Майя быстро подошла, подняла коробок со спичками. Пётр Андреевич облегчённо сказал:
— Возьми весь… И без отдачи. Поняла? У нас ещё есть, а курить я давно бросил…
— А тётя Соня?
— Заладила своё! Уехала, вернее, ушла на Выборгскую сторону. У неё там сестра умерла. Племянница приходила. Сонечка заночевала у них. Теперь пешком трудно добираться, улицу замело, сколько сил требует дорога. Вот и снег пошёл, теперь теплее на улице станет!
Снег за окном валил, а не шёл. Хлопья вертелись в воздухе, как ненормальные, а потом тихо и безмятежно присаживались в сугробы. И просто на тропинки. Дворы уже по уши завалило снегом. Скоро и вход в парадные занесёт. Начнут люди по-эскимосьи лазить в дома. Майя развеселилась:
— Как дома эскимосьи называются?
— Что? Дома? Ах, эскимосьи? Зачем тебе? Вигвамы, кажется.
— У индейцев вигвамы, — поправила Майя.
— Ты и это знаешь?

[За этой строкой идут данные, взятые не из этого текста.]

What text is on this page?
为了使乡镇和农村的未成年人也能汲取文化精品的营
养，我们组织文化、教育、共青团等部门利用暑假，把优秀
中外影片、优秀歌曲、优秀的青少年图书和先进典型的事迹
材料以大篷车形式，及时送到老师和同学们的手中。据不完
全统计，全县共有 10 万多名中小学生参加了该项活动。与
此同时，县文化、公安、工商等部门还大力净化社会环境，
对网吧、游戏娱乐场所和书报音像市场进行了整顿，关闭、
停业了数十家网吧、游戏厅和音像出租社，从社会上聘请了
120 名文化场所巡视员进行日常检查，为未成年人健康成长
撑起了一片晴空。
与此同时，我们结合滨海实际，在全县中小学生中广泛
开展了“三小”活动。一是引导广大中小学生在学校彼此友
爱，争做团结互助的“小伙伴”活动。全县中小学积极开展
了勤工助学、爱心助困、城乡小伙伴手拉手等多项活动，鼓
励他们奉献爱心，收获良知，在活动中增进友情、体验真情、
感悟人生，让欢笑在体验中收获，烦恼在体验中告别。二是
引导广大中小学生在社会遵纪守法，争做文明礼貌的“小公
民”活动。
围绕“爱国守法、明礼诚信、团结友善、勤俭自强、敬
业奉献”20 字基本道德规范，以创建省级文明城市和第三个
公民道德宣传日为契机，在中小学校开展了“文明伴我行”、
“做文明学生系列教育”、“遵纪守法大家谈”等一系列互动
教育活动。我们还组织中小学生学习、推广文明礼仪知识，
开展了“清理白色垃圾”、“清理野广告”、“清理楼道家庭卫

А я знаю одно: у эскимосов и индейцев нет блокады.
И совсем грустно продолжал:
— Скажи мне, всезнайка, отчего мои ноги и мои руки перестали слушать меня? Что им во мне разонравилось? Разве такое может быть у живых людей?

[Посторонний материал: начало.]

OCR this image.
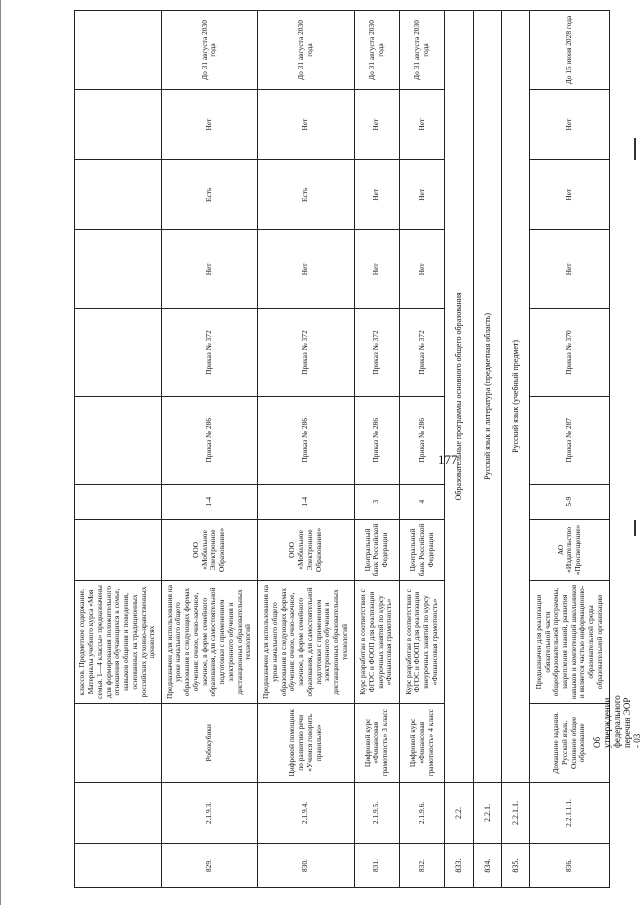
177
			классов. Предметное содержание. Материалы учебного курса «Моя семья. 1—4 классы» предназначены для формирования положительного отношения обучающихся к семье, навыков общения и поведения, основанных на традиционных российских духовно-нравственных ценностях								
829.	2.1.9.3.	Робокубики	Предназначен для использования на уроке начального общего образования в следующих формах обучения: очное, очно-заочное, заочное, в форме семейного образования, для самостоятельной подготовки с применением электронного обучения и дистанционных образовательных технологий	ООО «Мобильное Электронное Образование»	1-4	Приказ № 286	Приказ № 372	Нет	Есть	Нет	До 31 августа 2030 года
830.	2.1.9.4.	Цифровой помощник по развитию речи «Учимся говорить правильно»	Предназначен для использования на уроке начального общего образования в следующих формах обучения: очное, очно-заочное, заочное, в форме семейного образования, для самостоятельной подготовки с применением электронного обучения и дистанционных образовательных технологий	ООО «Мобильное Электронное Образование»	1-4	Приказ № 286	Приказ № 372	Нет	Есть	Нет	До 31 августа 2030 года
831.	2.1.9.5.	Цифровой курс «Финансовая грамотность» 3 класс	Курс разработан в соответствии с ФГОС и ФООП для реализации внеурочных занятий по курсу «Финансовая грамотность»	Центральный банк Российской Федерации	3	Приказ № 286	Приказ № 372	Нет	Нет	Нет	До 31 августа 2030 года
832.	2.1.9.6.	Цифровой курс «Финансовая грамотность» 4 класс	Курс разработан в соответствии с ФГОС и ФООП для реализации внеурочных занятий по курсу «Финансовая грамотность»	Центральный банк Российской Федерации	4	Приказ № 286	Приказ № 372	Нет	Нет	Нет	До 31 августа 2030 года
833.	2.2.	Образовательные программы основного общего образования									
834.	2.2.1.	Русский язык и литература (предметная область)									
835.	2.2.1.1.	Русский язык (учебный предмет)									
836.	2.2.1.1.1.	Домашние задания. Русский язык. Основное общее образование	Предназначен для реализации обязательной части общеобразовательной программы, закрепления знаний, развития навыков и компетенций школьников и является частью информационно-образовательной среды образовательной организации	АО «Издательство «Просвещение»	5-9	Приказ № 287	Приказ № 370	Нет	Нет	Нет	До 15 июня 2028 года
Об утверждении федерального перечня ЭОР - 03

Майя пошевелила своими ногами и пальцами. Они её слушались. Огорчённая за Петра Андреевича, она сказала неуверенно:
— Может быть, они у вас устали?
— У человека, который лежит, разве могут устать ноги?
— Я не знаю. Сейчас все даже и утром усталые…
— То-то.
Художник сел на кровать, кряхтя, стал стаскивать с ноги коричневый шерстяной носок. Майя глянула и замерла в страхе за него. Нога Петра Андреевича распухла, побагровела и вся была в светло-синих и тёмно-багровых пятнах. Ступня блестела. Майя сморщилась, вгляделась: она блестела от множества мелких капель бесцветной липкой жидкости. Словно нога художника была в странной утренней росе.
Майя глядела и не в силах была отвести глаз.
— Что же ты? — с укоризной сказал Пётр Андреевич. — Отвернись. Мне и самому жутко… Дистрофия и цинга — отвратительные и безжалостные дамы. Блокадные. А вместе — ещё и убийцы. Это, дитя моё, лицо блокады. Глупо жаловаться, но предупреждаю: не допускай у себя…
— Как?
— Ходи но улице, не залёживайся… Ты ещё молоденькая, от жизни и болезней не устала. И чтобы мама тебя кормила, тряпок не жалела.
— Она не жалеет.
— А Соня жалеет, бережёт тряпки сыновьям. Говорит, что они станут носить, как с фронта вернутся. А сейчас, брат, и луковица может на ноги поставить… Отвернись! Противно!
— Не противно, а жалко и неприятно, — беспокойно начала Майя. — К примеру, мама за золотое кольцо кусок конины получила. А в куске — ловко спрятанная кость. Вы всё знаете, скажите, почему люди обманывают? Мы кость эту варили три раза в хряповых щах. Правда, ничего себе кость оказалась. Но её же не съешь! И почему одни голодают, а другие — продают. Одни воюют, а другие складами всякими заведуют. Надо поочерёдно. И скажите, почему это одни продают в блокадном городе продукты, а другие — умирают с голоду.